Windmill spotting in Consuegra

Seen from a distance the windmills that line the Cerro Calderico ridge lend credibility to Don Quixote’s belief that he was facing battle with monstrous creatures. Under a hot and hazy Castilla-La Mancha sun, it seems perfectly reasonable that Cervante’s most famous literary creation might have mistaken windmills for giants and charged them, lance in hand, Sancho Panza following on behind.

Draped across the line of the ridge the twelve windmills of Consuegra are a dramatic sight, and tick just about every Don Quixote cliché imaginable. These are probably the most famous windmills in Spain, and it is easy to see why. Despite their fame there were only a couple of groups of visitors, and the scene was peaceful and felt untouristy.

It isn’t just the windmills that lend the scene an air of romanticism. The Cerro Calderico is also home to the Castillo de Consuegra, parts of which date to Moorish times but mostly dates from just after the Reconquista in the 12th Century. The castle was the regional base for the Order of Knights of Saint John of Jerusalem, a religious-military order better known as the Knights Hospitaller. The castle was of strategic importance and the Hospitallers were granted revenue from a tax on the city of Toledo to completely reconstruct it, improving its defences as they went.

The castle fell into disrepair in the 18th Century and was partially destroyed during Napoleon’s Peninsular War in 1813. Luckily for the modern tourist the local town council had the foresight to reconstruct the castle in the 1960s. Today it offers spectacular views over the plains below, across the windmills strung along the ridge and down to the small town of Consuegra. It is a glorious place to visit. In August each year the town holds a reenactment of the Battle of Consuegra, when Christian forces captured the castle. One thing makes this battle stand out, El Cid’s son died in the fighting.
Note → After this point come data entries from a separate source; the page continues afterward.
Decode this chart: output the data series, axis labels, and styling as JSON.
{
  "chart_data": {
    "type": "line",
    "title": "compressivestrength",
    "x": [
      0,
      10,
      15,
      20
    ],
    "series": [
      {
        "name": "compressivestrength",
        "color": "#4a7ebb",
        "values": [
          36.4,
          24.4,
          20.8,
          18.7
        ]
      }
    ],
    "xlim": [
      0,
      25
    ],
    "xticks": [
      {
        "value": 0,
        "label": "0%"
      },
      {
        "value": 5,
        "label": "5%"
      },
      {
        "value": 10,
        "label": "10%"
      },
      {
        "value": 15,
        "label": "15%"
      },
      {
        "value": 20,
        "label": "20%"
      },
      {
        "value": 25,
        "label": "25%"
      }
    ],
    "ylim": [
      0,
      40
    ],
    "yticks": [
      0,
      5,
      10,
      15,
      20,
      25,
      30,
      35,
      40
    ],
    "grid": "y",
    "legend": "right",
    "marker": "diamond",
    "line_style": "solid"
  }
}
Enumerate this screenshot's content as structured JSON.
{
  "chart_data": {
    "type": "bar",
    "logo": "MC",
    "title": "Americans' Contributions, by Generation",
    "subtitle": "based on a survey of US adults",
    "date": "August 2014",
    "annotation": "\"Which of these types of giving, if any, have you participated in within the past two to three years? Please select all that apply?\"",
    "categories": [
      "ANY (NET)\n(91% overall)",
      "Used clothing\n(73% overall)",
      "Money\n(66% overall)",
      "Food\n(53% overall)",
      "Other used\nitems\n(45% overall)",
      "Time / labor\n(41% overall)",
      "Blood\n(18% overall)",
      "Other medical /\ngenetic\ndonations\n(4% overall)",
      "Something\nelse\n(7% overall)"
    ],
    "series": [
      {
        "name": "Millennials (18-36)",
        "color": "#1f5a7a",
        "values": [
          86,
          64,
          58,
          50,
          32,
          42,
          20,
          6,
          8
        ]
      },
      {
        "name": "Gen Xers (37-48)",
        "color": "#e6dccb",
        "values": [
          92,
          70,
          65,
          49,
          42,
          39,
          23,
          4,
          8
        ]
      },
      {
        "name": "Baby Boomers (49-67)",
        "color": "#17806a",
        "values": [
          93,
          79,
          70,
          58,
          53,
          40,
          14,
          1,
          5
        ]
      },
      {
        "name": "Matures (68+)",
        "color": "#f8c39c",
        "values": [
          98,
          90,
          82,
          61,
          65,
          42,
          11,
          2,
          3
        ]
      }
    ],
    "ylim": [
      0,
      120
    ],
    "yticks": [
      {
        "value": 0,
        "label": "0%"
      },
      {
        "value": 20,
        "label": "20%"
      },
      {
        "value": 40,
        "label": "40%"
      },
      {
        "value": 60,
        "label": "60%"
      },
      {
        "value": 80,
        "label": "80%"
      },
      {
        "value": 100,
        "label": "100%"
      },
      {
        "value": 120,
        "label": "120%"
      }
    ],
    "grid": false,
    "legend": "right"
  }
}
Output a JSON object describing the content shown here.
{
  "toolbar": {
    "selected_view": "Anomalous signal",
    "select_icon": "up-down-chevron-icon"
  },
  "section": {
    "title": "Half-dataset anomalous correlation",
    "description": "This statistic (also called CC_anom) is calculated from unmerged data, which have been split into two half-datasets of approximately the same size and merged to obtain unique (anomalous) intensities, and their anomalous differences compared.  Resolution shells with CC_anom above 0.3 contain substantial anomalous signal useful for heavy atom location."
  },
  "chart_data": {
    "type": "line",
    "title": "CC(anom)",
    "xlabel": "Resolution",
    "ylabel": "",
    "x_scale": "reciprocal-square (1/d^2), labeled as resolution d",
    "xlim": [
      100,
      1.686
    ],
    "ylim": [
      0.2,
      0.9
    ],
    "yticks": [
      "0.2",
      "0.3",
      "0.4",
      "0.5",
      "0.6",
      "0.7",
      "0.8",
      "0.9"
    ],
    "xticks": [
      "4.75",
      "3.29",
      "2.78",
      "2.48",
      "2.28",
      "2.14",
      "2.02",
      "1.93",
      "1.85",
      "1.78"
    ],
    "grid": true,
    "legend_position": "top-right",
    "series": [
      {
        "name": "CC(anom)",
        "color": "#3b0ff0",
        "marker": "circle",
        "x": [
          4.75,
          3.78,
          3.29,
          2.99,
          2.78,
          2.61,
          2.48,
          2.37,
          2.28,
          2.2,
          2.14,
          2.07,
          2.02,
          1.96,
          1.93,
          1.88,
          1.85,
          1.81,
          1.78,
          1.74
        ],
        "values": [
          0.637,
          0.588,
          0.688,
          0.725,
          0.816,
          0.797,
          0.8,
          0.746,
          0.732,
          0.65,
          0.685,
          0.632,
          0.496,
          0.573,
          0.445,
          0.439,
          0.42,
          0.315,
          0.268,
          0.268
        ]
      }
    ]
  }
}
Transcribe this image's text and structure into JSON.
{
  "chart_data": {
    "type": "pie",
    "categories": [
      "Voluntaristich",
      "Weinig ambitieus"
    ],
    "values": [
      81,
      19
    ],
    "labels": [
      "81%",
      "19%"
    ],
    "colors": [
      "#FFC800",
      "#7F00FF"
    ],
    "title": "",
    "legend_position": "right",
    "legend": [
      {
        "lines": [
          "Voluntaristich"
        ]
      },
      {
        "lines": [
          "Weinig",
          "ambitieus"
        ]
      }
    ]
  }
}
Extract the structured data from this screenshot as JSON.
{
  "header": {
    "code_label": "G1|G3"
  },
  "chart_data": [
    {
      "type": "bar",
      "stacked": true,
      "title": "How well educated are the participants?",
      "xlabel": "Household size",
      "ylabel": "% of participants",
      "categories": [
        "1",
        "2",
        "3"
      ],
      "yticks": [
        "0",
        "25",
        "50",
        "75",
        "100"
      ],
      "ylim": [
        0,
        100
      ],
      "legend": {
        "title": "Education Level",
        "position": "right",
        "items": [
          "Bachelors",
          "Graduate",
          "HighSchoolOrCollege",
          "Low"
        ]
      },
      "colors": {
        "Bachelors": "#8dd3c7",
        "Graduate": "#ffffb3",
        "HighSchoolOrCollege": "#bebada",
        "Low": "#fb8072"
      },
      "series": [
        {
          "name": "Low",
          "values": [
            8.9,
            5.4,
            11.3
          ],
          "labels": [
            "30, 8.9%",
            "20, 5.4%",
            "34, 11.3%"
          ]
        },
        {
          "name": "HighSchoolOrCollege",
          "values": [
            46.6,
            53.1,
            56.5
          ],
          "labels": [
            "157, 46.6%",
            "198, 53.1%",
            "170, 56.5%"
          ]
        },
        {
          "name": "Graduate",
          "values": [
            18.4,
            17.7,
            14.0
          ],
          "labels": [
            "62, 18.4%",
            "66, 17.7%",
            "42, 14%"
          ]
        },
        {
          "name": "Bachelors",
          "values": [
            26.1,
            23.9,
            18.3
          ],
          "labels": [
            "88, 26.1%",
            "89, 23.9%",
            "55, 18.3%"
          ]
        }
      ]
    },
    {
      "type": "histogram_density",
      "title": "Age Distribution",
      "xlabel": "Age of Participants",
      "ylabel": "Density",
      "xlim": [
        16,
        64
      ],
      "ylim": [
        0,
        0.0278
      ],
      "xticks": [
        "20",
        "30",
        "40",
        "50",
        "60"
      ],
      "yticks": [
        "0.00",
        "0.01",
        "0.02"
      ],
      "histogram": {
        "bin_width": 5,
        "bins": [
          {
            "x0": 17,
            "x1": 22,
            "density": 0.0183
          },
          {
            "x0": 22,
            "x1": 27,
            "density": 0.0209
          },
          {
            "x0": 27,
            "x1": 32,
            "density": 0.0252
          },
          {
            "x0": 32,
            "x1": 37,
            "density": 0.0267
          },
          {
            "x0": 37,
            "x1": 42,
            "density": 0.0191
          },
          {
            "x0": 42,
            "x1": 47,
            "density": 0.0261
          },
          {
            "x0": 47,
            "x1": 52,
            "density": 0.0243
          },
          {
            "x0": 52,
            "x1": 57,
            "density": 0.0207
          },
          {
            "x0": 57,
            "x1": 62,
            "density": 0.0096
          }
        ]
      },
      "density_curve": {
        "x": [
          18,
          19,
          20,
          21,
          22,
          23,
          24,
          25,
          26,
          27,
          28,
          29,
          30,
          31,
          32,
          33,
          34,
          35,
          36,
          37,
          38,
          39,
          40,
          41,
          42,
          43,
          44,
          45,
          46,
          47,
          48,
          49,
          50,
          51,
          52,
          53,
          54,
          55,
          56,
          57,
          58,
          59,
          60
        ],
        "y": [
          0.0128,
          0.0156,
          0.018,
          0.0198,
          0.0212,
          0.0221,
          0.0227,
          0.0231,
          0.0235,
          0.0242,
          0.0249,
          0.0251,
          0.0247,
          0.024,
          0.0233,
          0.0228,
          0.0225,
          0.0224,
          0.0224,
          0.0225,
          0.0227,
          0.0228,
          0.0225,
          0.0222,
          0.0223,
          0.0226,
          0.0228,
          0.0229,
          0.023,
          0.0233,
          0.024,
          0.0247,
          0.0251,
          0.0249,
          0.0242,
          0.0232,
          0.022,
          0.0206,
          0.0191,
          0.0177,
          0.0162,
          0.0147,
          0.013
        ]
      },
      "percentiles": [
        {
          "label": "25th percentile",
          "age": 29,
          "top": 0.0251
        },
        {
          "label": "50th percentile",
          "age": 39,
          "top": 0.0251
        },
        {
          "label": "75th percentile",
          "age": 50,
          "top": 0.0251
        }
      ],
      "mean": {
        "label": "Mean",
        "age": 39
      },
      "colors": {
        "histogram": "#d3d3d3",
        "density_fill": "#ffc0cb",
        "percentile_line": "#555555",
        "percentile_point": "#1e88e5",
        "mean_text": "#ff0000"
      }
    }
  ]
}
The windmills themselves date from the 16th Century onwards and at least a couple were still being used in the 1980s. Some are open to the public, although not the day we were there; like their Dutch peers, they all have names. After clambering around the castle we strolled amongst the windmills along the full length of the ridge. It’s an atmospheric place, evoking a deep sense of the history of this region.

We made our way back to the car and popped down the hill into Consuegra itself. There isn’t much to the town but it has a lovely main square and a couple of interesting churches. In that very Spanish, very surprising way, each October the town springs into life when it hosts a Saffron Festival. This area is famous for saffron, and I can only imagine what the surrounding countryside must look like when the purple crocus flowers are in bloom. We had a snack and a cup of coffee before heading further south through yet more harsh Don Quixote landscapes towards Almagro.